Abstract
The internet has democratized information at an unseen scale, distributing knowledge and power to any curious individual across the world. This attribute is fundamental to my respect for software engineering, and its potential violation is my motivation for exploring the problem of data privacy. The modern web churns out user data, and whether this serves to create better products and services, or to invasively track and extort customers, depends entirely on what, how, and by whom the data is collected. So, while my engineering education teaches me to build efficient technical systems given constraints, sociotechnical analysis provides me the tools to ask whether those frameworks are ethical and effective. My technical project is a personalized feature recommendation system built during my internship at Amazon Web Services, using large-scale simple browsing data to help users navigate a complex platform easier and faster. My STS research examines why consent-based privacy regulation fails to give users meaningful control over data collection.

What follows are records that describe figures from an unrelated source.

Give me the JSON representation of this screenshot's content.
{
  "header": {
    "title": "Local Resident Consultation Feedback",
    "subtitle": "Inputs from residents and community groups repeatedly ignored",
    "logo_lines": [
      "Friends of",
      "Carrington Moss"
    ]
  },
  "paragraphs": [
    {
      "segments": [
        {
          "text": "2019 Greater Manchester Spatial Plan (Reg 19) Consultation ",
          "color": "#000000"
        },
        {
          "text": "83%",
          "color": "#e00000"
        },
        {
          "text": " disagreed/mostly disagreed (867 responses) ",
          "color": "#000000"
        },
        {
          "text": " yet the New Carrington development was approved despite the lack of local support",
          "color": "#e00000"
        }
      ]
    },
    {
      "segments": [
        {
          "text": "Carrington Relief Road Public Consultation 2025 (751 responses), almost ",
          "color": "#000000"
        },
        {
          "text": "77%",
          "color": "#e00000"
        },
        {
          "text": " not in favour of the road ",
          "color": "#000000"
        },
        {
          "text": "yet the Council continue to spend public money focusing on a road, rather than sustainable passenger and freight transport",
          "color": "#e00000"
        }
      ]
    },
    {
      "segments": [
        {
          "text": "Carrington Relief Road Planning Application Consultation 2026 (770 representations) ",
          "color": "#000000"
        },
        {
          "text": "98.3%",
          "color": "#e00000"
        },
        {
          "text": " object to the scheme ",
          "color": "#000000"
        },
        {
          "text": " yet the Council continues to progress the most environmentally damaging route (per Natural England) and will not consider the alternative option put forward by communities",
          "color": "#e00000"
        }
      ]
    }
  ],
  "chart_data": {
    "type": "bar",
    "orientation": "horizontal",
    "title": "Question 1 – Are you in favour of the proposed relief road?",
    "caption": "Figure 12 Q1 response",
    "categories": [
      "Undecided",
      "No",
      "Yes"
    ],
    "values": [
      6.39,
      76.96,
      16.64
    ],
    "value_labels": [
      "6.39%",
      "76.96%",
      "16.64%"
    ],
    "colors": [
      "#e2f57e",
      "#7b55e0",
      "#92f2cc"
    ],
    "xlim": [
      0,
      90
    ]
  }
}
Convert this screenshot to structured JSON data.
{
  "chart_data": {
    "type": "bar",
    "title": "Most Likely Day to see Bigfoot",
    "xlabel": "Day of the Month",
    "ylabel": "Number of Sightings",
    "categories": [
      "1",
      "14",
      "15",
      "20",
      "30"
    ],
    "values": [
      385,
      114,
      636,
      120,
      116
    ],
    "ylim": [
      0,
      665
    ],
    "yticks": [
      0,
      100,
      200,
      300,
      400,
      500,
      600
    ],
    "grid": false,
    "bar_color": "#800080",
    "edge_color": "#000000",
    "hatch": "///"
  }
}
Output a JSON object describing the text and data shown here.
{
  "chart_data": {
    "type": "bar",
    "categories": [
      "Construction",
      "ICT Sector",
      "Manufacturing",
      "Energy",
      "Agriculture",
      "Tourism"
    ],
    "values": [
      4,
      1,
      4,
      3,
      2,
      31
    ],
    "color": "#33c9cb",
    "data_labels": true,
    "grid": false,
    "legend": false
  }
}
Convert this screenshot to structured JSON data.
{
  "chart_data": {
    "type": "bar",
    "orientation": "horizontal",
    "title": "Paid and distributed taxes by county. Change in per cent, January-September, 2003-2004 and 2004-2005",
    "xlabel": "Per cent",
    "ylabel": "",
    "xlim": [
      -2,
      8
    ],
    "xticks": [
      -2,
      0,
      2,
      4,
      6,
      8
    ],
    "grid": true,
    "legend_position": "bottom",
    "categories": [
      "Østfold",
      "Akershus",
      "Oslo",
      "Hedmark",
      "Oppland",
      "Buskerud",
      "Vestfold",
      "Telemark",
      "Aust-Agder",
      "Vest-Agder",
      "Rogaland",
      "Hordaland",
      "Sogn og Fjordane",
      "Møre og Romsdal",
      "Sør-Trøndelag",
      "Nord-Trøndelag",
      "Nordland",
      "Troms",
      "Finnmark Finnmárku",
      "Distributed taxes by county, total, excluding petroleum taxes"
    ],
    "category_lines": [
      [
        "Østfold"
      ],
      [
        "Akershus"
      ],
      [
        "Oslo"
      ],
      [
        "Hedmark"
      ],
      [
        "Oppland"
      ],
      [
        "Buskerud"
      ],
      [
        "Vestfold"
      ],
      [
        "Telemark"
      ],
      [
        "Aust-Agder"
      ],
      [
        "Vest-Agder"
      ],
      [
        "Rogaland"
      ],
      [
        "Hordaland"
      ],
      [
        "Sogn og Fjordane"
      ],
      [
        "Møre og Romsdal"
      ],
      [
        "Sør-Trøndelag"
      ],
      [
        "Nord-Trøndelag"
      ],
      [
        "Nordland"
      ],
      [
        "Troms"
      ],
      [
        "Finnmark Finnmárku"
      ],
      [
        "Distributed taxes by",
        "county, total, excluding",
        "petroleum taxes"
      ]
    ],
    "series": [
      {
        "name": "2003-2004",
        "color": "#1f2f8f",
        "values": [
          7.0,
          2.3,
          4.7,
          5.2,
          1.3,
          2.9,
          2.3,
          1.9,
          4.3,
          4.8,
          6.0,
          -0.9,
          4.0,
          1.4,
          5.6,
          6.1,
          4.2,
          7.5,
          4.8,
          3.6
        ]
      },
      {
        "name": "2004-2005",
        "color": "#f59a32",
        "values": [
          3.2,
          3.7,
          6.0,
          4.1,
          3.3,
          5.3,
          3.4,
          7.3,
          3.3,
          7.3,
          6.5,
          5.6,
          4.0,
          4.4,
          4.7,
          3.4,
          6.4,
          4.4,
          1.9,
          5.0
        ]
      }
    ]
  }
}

My technical project produced a personalized feature recommendation system for the AWS Console. AWS offers over 200 cloud services, each with hundreds of features, and most users move through them using workflows that are slower or less effective than they need to be, not because better options do not exist, but because they do not know those options are there. My system addresses this by combining a graph knowledge base that captures navigation patterns from anonymized browsing logs, a vector knowledge base that encodes feature documentation for semantic search, and a large language model that synthesizes both with a user’s current session to generate ranked recommendations. On held-out session data, the system achieved a success rate above 80 percent, meaning at least one of five recommended features matched a feature the user actually navigated to next.
My STS research asked whether the legal tools designed to give users control over their privacy actually work. Cookie banners, opt-out checkboxes, and consent dialogs are the mechanisms regulators in the United States and Europe have put in place to govern behavioral data collection. My research concluded that these mechanisms do not meaningfully protect users. They are structurally incapable of communicating what users would need to know to make an informed decision: the extent of data being collected, all potential future consumers, and the purpose for each collection. The technical reality of modern data flows is too complex to compress into a banner with an accept button, or to be regularly read and understood by users. Furthermore, putting the onus of consent collection on the companies whose revenue depends on maximizing data collection leads to conflicting interests and repeated undesirable outcomes. The result is a system designed to produce the appearance of privacy without the substance of it. Meaningful privacy protection, my research argues, requires moving away from consent entirely, toward regulation that evaluates data flows against the norms of the situations in which they occur.
While my projects contrast each other in perspective on the same issue, one as the engineer benefitting from data collection, and the other a critic of current data privacy methodology’s sociotechnical impact, they work to deepen my understanding of how non-technical thinking and moral analysis play into ethical professional engineering work. My technical system respects users’ contextual privacy, using non-invasive and minimal browsing data with the intention to assist users. But the line between a tool that serves users and one that surveils them is not drawn using the tool itself. It is drawn over and over by engineers’ design choices and by the regulatory systems that create and constrain these decisions. A steamroller driven by a gardener will never plant flowers, the tool’s functionality is imbued in its form. My STS research analyzed the effectiveness and ethicality of regulatory systems based on the technological structures they led to and the non-technical impacts of them, while I directly engaged with real-world responsible data use in my technical work.